According to Defense Minister Avigdor Liberman, “There have been 334 hours of reconnaissance work by drones, gliders and the like.”
Speaking in the settlement of Halamish, northwest of Ramallah, on Sunday, Liberman said 3,500 soldiers (eight battalions in the West Bank) – including 750 reservists, 500 firefighters from the Home Front Command, and another 23 firefighters in the air – took part in battling the fires.
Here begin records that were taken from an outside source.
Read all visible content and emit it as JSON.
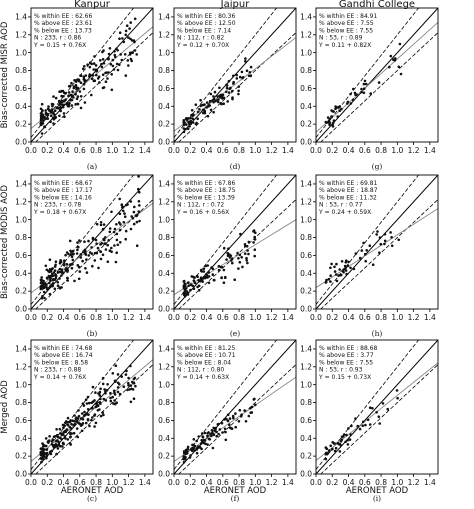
{
  "chart_data": {
    "type": "scatter",
    "columns": [
      "Kanpur",
      "Jaipur",
      "Gandhi College"
    ],
    "row_ylabels": [
      "Bias-corrected MISR AOD",
      "Bias-corrected MODIS AOD",
      "Merged AOD"
    ],
    "xlabel": "AERONET AOD",
    "ticks": [
      "0.0",
      "0.2",
      "0.4",
      "0.6",
      "0.8",
      "1.0",
      "1.2",
      "1.4"
    ],
    "xlim": [
      0,
      1.5
    ],
    "ylim": [
      0,
      1.5
    ],
    "panels": [
      {
        "caption": "(a)",
        "site": "Kanpur",
        "within": "62.66",
        "above": "23.61",
        "below": "13.73",
        "N": "233",
        "r": "0.86",
        "fit": "Y = 0.15 + 0.76X",
        "slope": 0.76,
        "intercept": 0.15,
        "n_pts": 233,
        "spread": 0.1,
        "xmax": 1.3,
        "seed": 11,
        "stats": [
          "% within EE : 62.66",
          "% above EE : 23.61",
          "% below EE : 13.73",
          "N : 233, r : 0.86",
          "Y = 0.15 + 0.76X"
        ]
      },
      {
        "caption": "(d)",
        "site": "Jaipur",
        "within": "80.36",
        "above": "12.50",
        "below": "7.14",
        "N": "112",
        "r": "0.82",
        "fit": "Y = 0.12 + 0.70X",
        "slope": 0.7,
        "intercept": 0.12,
        "n_pts": 112,
        "spread": 0.07,
        "xmax": 0.95,
        "seed": 21,
        "stats": [
          "% within EE : 80.36",
          "% above EE : 12.50",
          "% below EE : 7.14",
          "N : 112, r : 0.82",
          "Y = 0.12 + 0.70X"
        ]
      },
      {
        "caption": "(g)",
        "site": "Gandhi College",
        "within": "84.91",
        "above": "7.55",
        "below": "7.55",
        "N": "53",
        "r": "0.89",
        "fit": "Y = 0.11 + 0.82X",
        "slope": 0.82,
        "intercept": 0.11,
        "n_pts": 53,
        "spread": 0.07,
        "xmax": 1.05,
        "seed": 31,
        "stats": [
          "% within EE : 84.91",
          "% above EE : 7.55",
          "% below EE : 7.55",
          "N : 53, r : 0.89",
          "Y = 0.11 + 0.82X"
        ]
      },
      {
        "caption": "(b)",
        "site": "Kanpur",
        "within": "68.67",
        "above": "17.17",
        "below": "14.16",
        "N": "233",
        "r": "0.78",
        "fit": "Y = 0.18 + 0.67X",
        "slope": 0.67,
        "intercept": 0.18,
        "n_pts": 233,
        "spread": 0.12,
        "xmax": 1.35,
        "seed": 41,
        "stats": [
          "% within EE : 68.67",
          "% above EE : 17.17",
          "% below EE : 14.16",
          "N : 233, r : 0.78",
          "Y = 0.18 + 0.67X"
        ]
      },
      {
        "caption": "(e)",
        "site": "Jaipur",
        "within": "67.86",
        "above": "18.75",
        "below": "13.39",
        "N": "112",
        "r": "0.72",
        "fit": "Y = 0.16 + 0.56X",
        "slope": 0.56,
        "intercept": 0.16,
        "n_pts": 112,
        "spread": 0.09,
        "xmax": 1.0,
        "seed": 51,
        "stats": [
          "% within EE : 67.86",
          "% above EE : 18.75",
          "% below EE : 13.39",
          "N : 112, r : 0.72",
          "Y = 0.16 + 0.56X"
        ]
      },
      {
        "caption": "(h)",
        "site": "Gandhi College",
        "within": "69.81",
        "above": "18.87",
        "below": "11.32",
        "N": "53",
        "r": "0.77",
        "fit": "Y = 0.24 + 0.59X",
        "slope": 0.59,
        "intercept": 0.24,
        "n_pts": 53,
        "spread": 0.09,
        "xmax": 1.05,
        "seed": 61,
        "stats": [
          "% within EE : 69.81",
          "% above EE : 18.87",
          "% below EE : 11.32",
          "N : 53, r : 0.77",
          "Y = 0.24 + 0.59X"
        ]
      },
      {
        "caption": "(c)",
        "site": "Kanpur",
        "within": "74.68",
        "above": "16.74",
        "below": "8.58",
        "N": "233",
        "r": "0.88",
        "fit": "Y = 0.14 + 0.76X",
        "slope": 0.76,
        "intercept": 0.14,
        "n_pts": 233,
        "spread": 0.09,
        "xmax": 1.3,
        "seed": 71,
        "stats": [
          "% within EE : 74.68",
          "% above EE : 16.74",
          "% below EE : 8.58",
          "N : 233, r : 0.88",
          "Y = 0.14 + 0.76X"
        ]
      },
      {
        "caption": "(f)",
        "site": "Jaipur",
        "within": "81.25",
        "above": "10.71",
        "below": "8.04",
        "N": "112",
        "r": "0.80",
        "fit": "Y = 0.14 + 0.63X",
        "slope": 0.63,
        "intercept": 0.14,
        "n_pts": 112,
        "spread": 0.07,
        "xmax": 1.0,
        "seed": 81,
        "stats": [
          "% within EE : 81.25",
          "% above EE : 10.71",
          "% below EE : 8.04",
          "N : 112, r : 0.80",
          "Y = 0.14 + 0.63X"
        ]
      },
      {
        "caption": "(i)",
        "site": "Gandhi College",
        "within": "88.68",
        "above": "3.77",
        "below": "7.55",
        "N": "53",
        "r": "0.93",
        "fit": "Y = 0.15 + 0.73X",
        "slope": 0.73,
        "intercept": 0.15,
        "n_pts": 53,
        "spread": 0.06,
        "xmax": 1.05,
        "seed": 91,
        "stats": [
          "% within EE : 88.68",
          "% above EE : 3.77",
          "% below EE : 7.55",
          "N : 53, r : 0.93",
          "Y = 0.15 + 0.73X"
        ]
      }
    ]
  }
}
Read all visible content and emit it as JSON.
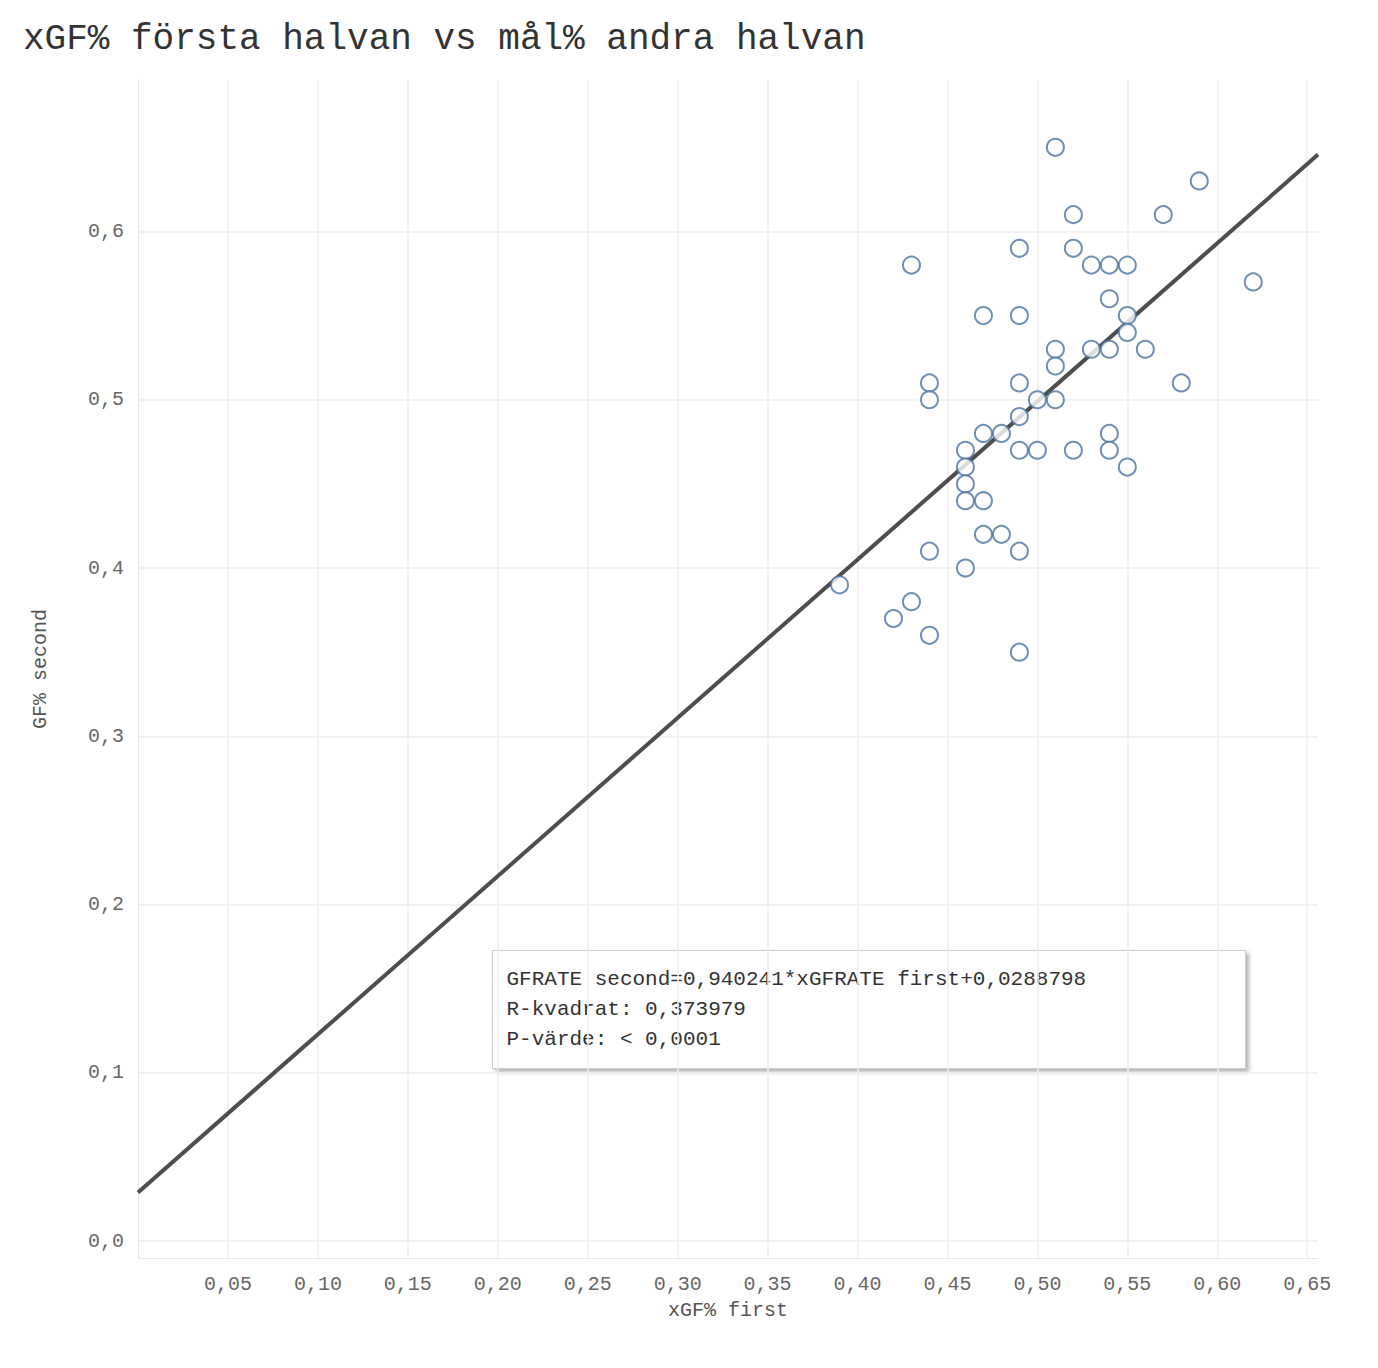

According to the IDF, while the majority of the fires have died down, reservists have still not been released from duty.
Police spokesman Micky Rosenfeld said Monday that several detonated petrol bombs have been taken as evidence, as hundreds of officers continue to work with the Shin Bet on investigations that are ongoing.
“Out of those arrested, 16 are Arab-Israeli and 14 are Palestinians, or illegal workers from the West Bank,” said Rosenfeld, adding that six of the suspects have been released without charges. “Police units and security personnel continue to carry out investigations and make arrests as they search for suspects responsible for the fires, using concrete evidence that we gathered from each of the different fires, which have been examined by forensics teams.”
Still, Rosenfeld noted that weather conditions also played a major role in starting and spreading many of the blazes.
“All of the fires were not arson,” he said.
“Although, many of the suspects may have taken advantage of the weather conditions, which were perfect in order to carry out attacks.”
While all the major blazes have been put out, Rosenfeld cautioned that high winds and dry weather remain problematic, allowing smaller fires to start and spread.
Rosenfeld said the international aid received from multiple countries – including planes from the US, Russia, Greece, Croatia, and Turkey – was critical in helping thinly spread Israeli firefighters contain the blazes.
The US Supertanker, which arrived on Friday and is the largest aerial firefighting aircraft in the world capable of carrying up to 19,600 gallons of flame retardant and water – generated criticism by some government officials who deemed it too costly and superfluous.
However, during a Monday morning interview with Reshet Bet, Eyal Gabay, former director-general of the Prime Minister’s Office, defended the government’s use of the Supertanker, which critics argued came too late, and was little more than a PR stunt.
Citing the importance of “risk management” amid the volatile conditions, Gabay emphasized that the government must continue to exercise extreme caution.
“We know that there is a reasonable chance some of the fires are not accidental, so naturally, you want to have surplus power,” he said. “In the face of cost, let us remember what the extent of the damage is here with what the cost was to bring the Supertanker.”
Moreover, Gabay cited 2010’s deadly Mount Carmel forest fire, which killed 44 people, as an important precedent and reminder of the need to ensure maximum resources are readily available when such conflagrations endanger communities.
“We learned the hard way after the Carmel fire disaster,” he said, noting the tragedy as an example for the need to not allow financial concerns to hinder life-saving.